De grands yeux noirs roulent sur l’échafaudage, se cognent au fer, dérapent sur les planches. Ils regardent au travers de la cloison. Ils ne savent rien du cimetière des ombres qui dansent derrière. Et, ils crient : « Du vrai, du vrai… donnez-moi du vrai ! Il me faut du réel pour bâtir mes histoires. Il me faut du courage et le courroux viril du désir pour dénoncer la vie où elle ne semble pas être. Donnez-moi du -à vivre- afin que mes expériences puissent s’étancher de tous les cauchemars du monde. Donnez-moi du rêve que je puisse compenser ses misères. »
Quels sont donc ces vents qui frappent la coque ? Ces illusions tonitruantes où nos voix bisquent comme des écrevisses jetées dans un bouillon brûlant ?
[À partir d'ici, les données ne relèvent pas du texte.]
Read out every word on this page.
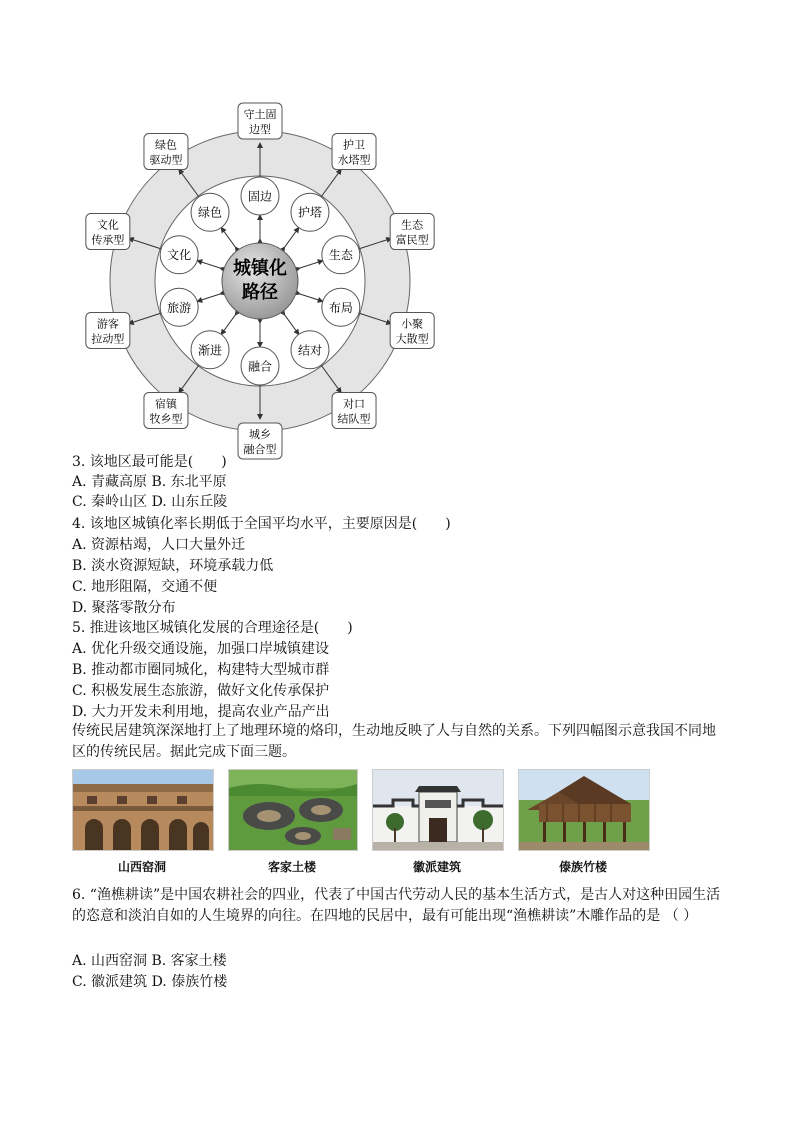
固边
护塔
生态
布局
结对
融合
渐进
旅游
文化
绿色
守土固
边型
护卫
水塔型
生态
富民型
小聚
大散型
对口
结队型
城乡
融合型
宿镇
牧乡型
游客
拉动型
文化
传承型
绿色
驱动型
城镇化
路径
3. 该地区最可能是(　　)
A. 青藏高原 B. 东北平原
C. 秦岭山区 D. 山东丘陵
4. 该地区城镇化率长期低于全国平均水平，主要原因是(　　)
A. 资源枯竭，人口大量外迁
B. 淡水资源短缺，环境承载力低
C. 地形阻隔，交通不便
D. 聚落零散分布
5. 推进该地区城镇化发展的合理途径是(　　)
A. 优化升级交通设施，加强口岸城镇建设
B. 推动都市圈同城化，构建特大型城市群
C. 积极发展生态旅游，做好文化传承保护
D. 大力开发未利用地，提高农业产品产出
传统民居建筑深深地打上了地理环境的烙印，生动地反映了人与自然的关系。下列四幅图示意我国不同地区的传统民居。据此完成下面三题。
山西窑洞	客家土楼	徽派建筑	傣族竹楼
6. “渔樵耕读”是中国农耕社会的四业，代表了中国古代劳动人民的基本生活方式，是古人对这种田园生活的恣意和淡泊自如的人生境界的向往。在四地的民居中，最有可能出现“渔樵耕读”木雕作品的是 （ ）
A. 山西窑洞 B. 客家土楼
C. 徽派建筑 D. 傣族竹楼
Serait-ce nos morts pas encore connues qui pétaradent des pieds l’impatience qui les affame à nous prendre ?
Nos regards sont toujours pris aux pièges des obsessions. Des images, des symphonies de silhouettes couvertes d’habitude, des figures tancées et pétries par l’obstination à en démordre avec l’inexplicable.
C’est sans doute cela notre monde, notre royaume mélangé au monde. C’est sans doute cela. Des pensées déracinées de nos corps d’impostures, des représentations désespérées ou enchantées. Le bien-être aligné dans la parallèle du bonheur se voudrait un but. Se voudrait un objectif à soumettre à la probité de nos chairs d’exception. Il tangue tant d’afflux extérieurs dans nos têtes bien pleines, des images lissées aux normalités ambiantes, des images falsifiées, des paysages greffés de bonheur titulaires. Notre encours se lime, notre poursuite se râpe : il en va, peut-être, de notre courage à nous démastiquer, à nous défaire de nos fardeaux. De notre aptitude à déroger aux charges insupportables de nos sensibilités devenues des savonnettes qui glissent de nos mains.
Tout se partage, se transforme et devient notre, l’instant d’une seconde de lucidité. Discernement corrosif que nous fuyons par nos imaginaires. Puis, tout se refait ailleurs, autrement, dans une cascade d’évènements, de faits, de dire et d’ententes remastiquées. Jusqu’à une fois prochaine. Jusqu’à la fin.
Le stable apparent ne tient qu’avec des cales posées sous ses pieds. La vie nous configure autant qu’elle nous incline de ses frasques humaines.
Un clown portant un nez rouge nous fait des sourires et nous succombons à ses grimaces comme deux jeunes grives battant des ailes au-dessus de leur nid.
A contre-ciel des oiseaux parlent avec le monde entier dans leurs bouches. Lorsque nos contractions sont le signe avant-coureur de nos désespérances, nos mains touchent le bas pour amoindrir la chute. Nos bras jouent les ressorts du matelas déchiré. La nuit tombe de nos masques. Nos moelles tètent à l’étoile qui pénètre nos ventres. Nous répondons à la torpeur de l’énigme vitale en reprenant la position fœtale, notre pouce entre les lèvres du monde.